У входа в церковь сидели трое старых нищих, пахло ладаном, в притворе кто-то вслух молился.

Ражден подошел к Ладо.

— Мчит, несет меня без пути и следа мой Мерани, — негромко произнес Ладо начало стихотворения Бараташвили.

Навстречу им полз на коленях человек. Руки у него были обмотаны тряпками, сквозь них просачиалась кровь. Он, видимо, ободрал руки о камни. Брюки на коленях были разорваны, измученное лицо с открытым ртом поднято к небу, по загорелому лбу катился пот. Он хрипло дышал. За ним плелась сгорбленная старуха с кувшином воды в руке.

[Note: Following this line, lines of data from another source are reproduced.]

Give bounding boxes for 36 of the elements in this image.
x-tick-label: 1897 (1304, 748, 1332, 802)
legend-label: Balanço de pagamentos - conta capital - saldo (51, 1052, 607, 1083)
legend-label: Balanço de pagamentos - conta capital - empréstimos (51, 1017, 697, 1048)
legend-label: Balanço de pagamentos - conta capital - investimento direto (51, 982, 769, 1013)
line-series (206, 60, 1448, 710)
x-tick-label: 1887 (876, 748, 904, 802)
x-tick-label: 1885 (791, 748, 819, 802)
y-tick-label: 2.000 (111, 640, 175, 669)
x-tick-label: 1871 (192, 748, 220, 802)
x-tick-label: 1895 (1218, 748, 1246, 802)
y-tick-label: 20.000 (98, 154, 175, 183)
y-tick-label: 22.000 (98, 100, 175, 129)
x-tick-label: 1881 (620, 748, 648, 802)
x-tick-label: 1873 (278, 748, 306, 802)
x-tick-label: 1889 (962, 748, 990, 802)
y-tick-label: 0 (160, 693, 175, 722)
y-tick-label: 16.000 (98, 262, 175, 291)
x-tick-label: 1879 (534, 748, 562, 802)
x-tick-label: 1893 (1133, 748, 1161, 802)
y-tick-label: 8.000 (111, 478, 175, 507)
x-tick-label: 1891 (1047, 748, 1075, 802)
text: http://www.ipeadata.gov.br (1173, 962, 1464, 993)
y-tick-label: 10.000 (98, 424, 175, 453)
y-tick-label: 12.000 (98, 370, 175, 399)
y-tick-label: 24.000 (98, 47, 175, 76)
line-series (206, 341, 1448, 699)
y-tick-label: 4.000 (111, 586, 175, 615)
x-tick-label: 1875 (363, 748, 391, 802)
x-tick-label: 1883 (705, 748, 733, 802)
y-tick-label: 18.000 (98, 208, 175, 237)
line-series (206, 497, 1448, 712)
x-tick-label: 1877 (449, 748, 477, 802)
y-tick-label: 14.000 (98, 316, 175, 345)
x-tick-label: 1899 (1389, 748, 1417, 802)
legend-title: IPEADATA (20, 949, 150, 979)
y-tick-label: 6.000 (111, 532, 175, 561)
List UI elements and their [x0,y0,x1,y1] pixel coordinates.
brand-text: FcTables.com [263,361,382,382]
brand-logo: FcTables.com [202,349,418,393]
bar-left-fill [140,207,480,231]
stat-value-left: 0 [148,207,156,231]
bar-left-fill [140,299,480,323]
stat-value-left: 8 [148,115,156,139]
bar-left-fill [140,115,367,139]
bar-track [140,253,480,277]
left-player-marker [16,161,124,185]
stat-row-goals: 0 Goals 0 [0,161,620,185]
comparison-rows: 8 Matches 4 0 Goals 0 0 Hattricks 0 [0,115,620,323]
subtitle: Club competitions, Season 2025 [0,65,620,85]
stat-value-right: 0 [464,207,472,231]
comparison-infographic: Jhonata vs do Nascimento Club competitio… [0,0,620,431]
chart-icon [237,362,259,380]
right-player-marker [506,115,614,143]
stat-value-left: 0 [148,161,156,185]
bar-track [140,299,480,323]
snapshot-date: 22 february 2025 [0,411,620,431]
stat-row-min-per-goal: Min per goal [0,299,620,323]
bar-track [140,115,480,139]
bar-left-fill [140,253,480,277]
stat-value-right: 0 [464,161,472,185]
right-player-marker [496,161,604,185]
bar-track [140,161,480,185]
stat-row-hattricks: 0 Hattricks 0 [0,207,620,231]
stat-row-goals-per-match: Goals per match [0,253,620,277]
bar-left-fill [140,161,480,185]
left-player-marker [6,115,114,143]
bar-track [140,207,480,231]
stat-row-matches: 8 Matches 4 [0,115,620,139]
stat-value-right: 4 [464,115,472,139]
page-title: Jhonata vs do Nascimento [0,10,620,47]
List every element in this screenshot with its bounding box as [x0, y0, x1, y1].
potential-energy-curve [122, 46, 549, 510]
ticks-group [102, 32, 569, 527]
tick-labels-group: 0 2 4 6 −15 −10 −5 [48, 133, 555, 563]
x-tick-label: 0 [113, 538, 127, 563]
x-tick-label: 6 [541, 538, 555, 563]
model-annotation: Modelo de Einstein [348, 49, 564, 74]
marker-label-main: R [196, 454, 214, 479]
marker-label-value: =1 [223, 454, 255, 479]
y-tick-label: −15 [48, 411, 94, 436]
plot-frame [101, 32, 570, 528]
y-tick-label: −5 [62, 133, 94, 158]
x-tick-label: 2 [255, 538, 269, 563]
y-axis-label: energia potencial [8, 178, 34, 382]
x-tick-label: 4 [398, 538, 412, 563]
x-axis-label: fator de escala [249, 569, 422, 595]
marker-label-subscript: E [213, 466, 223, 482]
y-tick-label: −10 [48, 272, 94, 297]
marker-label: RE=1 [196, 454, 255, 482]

— Передохни, сынок, воды выпей, — попросила она.

— Нет, мама, — прохрипел он, — уже немного осталось, доползу.

— Дал обет, — сказал Ражден, — или грех замаливает. Дикость, самоистязание.

— Может быть, он не нашел другого выхода, не надо осуждать его, ведь мы ничего не знаем о нем.

Подследственный и следователь

Ладо проводил взглядом вагончик копки, который прополз по мосту. Девять месяцев он в камере-одиночке и каждый день, выглядывая из окна, видит эти вагончики — напоминание о новогодней ночи и первом дне Нового года.

Повезло, что типография находится под камерой. Он сумел договориться с печатником, и тот стал «почтальоном», снимает с опущенной сверху нитки записку и привязывает другую. Какими путями передает печатник почту дальше, он не знает. Но зато, более или менее регулярно, сведения из внешнего мира доходят до него. «Нина» жива и действует. «Брдзола» продолжает печататься. Только теперь она называется «Пролетариатис Брдзола». Учащаются стачки, забастовки, демонстрации. Он не раз слышал далекие выстрелы в городе, потом узнавал, что казаки стреляли по демонстрантам, и не спал ночами. Авель сообщил также, что в Тифлис приехал Максим Горький и часть сборов от спектакля «На дне» пожертвовал Кавказскому комитету. Авеля больше не допрашивают. Гришу Согорашвили отпустили как душевнобольного.